Is there any kind of glass that is transparent to light rays when light incident on it from one side and reflect light rays when light is incident upon the glass from the opposite side ? —Preceding unsigned comment added by Shamiul (talk • contribs) 04:56, 18 September 2008 (UTC)
- In theory no, the principle of reciprocity holds. But you can get semireflective mirrors that reflect 80% and let through 20%. When the other side is dark, like sunglasses, you can see out through it. But you can get different effects if the angle of incidence is different, as in total internal reflection. Graeme Bartlett (talk) 05:13, 18 September 2008 (UTC)
- Also called a one-way mirror. Yes, that's what Graeme is talking about. --Anonymous, 09:15 UTC, September 18, 2008.
Lithium Batteries (Elephant Tripling)
I'm not coming to this pure, I just watched Colbert interview Bob Lutz, who kinda trashed his own battery vehicle , but it's a question I've been pondering. It seems that for hybrid and EV passenger cars to progress: lead-acid batteries won't cut it based on the power/weight ratio; NiMH is too limited (dendrification?); and lithium Lilon batteries are the way to go.
The question being, where does the lithium come from and is there enough of it to supply the massive demand for EVs? No question there's enough for cellphones and other small rechargeable batteries, but where is the source for really large demand? Let's say just a million vehicles per year and the amount of lithium in each battery is ?how much? I've found this, which is pessimistic, and I've also seen questions about lithium availability raised reliably. Does anyone have some good sources? Franamax (talk) 07:17, 18 September 2008 (UTC)
Edible fir cones / pine cones
I asked this question on the miscellaneous section but the answers were not satisfactory and I hope you scientists can help. Last week in Istanbul, Turkey, I noticed in food shops, bottles of fir cones for sale. All were closed (immature) but some as long as three inches and perhaps two inches wide. I presume they were in some sort of brine or vinegar. My question is - how can wood impregnated with resin be made edible? (I use fir cones as fuel.) If this is truly the case, a vast food source is going unharvested worldwide. With thanks. —Preceding unsigned comment added by 77.199.89.144 (talk) 08:56, 18 September 2008 (UTC)

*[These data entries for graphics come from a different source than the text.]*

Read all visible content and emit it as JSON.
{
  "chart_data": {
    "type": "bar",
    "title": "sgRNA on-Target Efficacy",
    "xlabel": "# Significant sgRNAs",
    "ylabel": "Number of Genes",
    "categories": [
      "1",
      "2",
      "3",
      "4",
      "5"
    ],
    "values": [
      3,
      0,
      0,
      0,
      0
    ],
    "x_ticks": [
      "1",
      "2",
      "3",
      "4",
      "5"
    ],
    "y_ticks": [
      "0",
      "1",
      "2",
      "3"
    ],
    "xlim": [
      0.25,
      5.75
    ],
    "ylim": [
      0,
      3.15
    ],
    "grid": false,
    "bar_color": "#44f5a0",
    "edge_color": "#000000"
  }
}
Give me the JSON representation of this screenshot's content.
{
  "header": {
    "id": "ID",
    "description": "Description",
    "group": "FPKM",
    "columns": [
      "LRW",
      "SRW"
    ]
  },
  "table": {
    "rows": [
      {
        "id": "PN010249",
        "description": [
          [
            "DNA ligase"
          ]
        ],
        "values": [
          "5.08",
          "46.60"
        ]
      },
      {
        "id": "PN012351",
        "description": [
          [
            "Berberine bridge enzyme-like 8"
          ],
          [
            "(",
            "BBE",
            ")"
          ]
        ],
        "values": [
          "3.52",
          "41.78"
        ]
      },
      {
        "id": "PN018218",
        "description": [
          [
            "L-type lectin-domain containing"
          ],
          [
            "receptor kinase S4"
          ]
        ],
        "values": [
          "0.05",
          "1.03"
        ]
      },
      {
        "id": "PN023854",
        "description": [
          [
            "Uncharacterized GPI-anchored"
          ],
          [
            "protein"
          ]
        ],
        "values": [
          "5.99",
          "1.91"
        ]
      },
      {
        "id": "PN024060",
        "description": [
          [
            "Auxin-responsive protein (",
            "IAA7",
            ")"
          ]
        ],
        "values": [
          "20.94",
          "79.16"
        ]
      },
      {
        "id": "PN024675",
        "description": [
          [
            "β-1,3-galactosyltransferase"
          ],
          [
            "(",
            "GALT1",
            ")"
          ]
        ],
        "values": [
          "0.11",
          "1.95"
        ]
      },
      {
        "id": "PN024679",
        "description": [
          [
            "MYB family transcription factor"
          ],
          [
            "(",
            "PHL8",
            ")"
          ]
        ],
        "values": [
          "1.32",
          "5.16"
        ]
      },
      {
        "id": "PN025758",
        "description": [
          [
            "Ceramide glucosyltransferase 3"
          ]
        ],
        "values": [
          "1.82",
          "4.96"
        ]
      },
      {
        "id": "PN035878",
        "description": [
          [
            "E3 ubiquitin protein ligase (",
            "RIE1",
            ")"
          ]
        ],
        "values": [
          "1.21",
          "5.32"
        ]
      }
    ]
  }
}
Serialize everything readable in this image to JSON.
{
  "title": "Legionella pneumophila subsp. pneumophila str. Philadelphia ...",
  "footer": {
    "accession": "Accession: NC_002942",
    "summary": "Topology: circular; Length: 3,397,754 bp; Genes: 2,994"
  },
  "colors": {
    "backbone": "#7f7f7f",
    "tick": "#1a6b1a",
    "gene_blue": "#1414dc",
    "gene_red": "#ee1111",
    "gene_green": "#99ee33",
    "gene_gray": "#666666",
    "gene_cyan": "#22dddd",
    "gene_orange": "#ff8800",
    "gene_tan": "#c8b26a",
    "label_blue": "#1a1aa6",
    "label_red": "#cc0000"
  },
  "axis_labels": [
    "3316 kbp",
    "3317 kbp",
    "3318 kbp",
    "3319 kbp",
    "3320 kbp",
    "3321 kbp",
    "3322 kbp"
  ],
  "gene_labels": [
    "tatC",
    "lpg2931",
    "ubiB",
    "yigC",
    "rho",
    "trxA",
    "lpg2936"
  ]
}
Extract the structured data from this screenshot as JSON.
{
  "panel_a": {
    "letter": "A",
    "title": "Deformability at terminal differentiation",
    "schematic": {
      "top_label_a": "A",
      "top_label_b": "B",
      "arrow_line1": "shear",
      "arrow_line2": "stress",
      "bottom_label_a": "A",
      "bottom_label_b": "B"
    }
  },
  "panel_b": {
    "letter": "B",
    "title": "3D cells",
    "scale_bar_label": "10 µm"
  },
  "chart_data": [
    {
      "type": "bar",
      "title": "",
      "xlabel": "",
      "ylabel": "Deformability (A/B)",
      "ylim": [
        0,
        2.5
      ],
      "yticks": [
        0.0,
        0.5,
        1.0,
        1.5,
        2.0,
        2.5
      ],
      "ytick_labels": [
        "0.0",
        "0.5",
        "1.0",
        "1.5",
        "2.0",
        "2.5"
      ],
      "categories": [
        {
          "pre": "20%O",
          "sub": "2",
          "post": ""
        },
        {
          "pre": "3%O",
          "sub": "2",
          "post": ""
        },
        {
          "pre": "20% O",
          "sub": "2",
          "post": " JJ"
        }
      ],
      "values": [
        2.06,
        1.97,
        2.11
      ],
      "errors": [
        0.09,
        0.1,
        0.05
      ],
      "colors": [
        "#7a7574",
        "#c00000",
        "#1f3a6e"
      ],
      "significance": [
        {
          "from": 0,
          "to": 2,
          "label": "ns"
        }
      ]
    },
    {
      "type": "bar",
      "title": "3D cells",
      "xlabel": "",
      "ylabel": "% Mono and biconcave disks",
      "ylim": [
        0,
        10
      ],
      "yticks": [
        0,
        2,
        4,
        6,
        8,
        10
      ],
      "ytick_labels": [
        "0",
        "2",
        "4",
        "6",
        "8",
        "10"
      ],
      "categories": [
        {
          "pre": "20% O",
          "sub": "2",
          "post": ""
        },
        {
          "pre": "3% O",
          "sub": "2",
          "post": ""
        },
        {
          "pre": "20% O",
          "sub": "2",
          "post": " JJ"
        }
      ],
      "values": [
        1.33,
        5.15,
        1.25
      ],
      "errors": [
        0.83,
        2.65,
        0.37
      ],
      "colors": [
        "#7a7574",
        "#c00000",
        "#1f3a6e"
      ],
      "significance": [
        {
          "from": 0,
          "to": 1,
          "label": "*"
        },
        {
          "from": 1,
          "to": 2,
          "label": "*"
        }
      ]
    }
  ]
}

- Well pine nuts are certainly edible and are sold in the shops where I live. According to our pine cone article some species of cone are edible including some species of Podocarpaceae. SpinningSpark 09:14, 18 September 2008 (UTC)
- In Korea you boil them and
drinkuse the resulting water. --Kjoonlee 10:06, 18 September 2008 (UTC)
Conversion
What is the right conversion factor to be use in obtaining the volume of liquid CO2 from a pressure guage (pressure guage indicate the H2O content of the horizontal cylindrical tank).
Note: Dimension of the tank is known.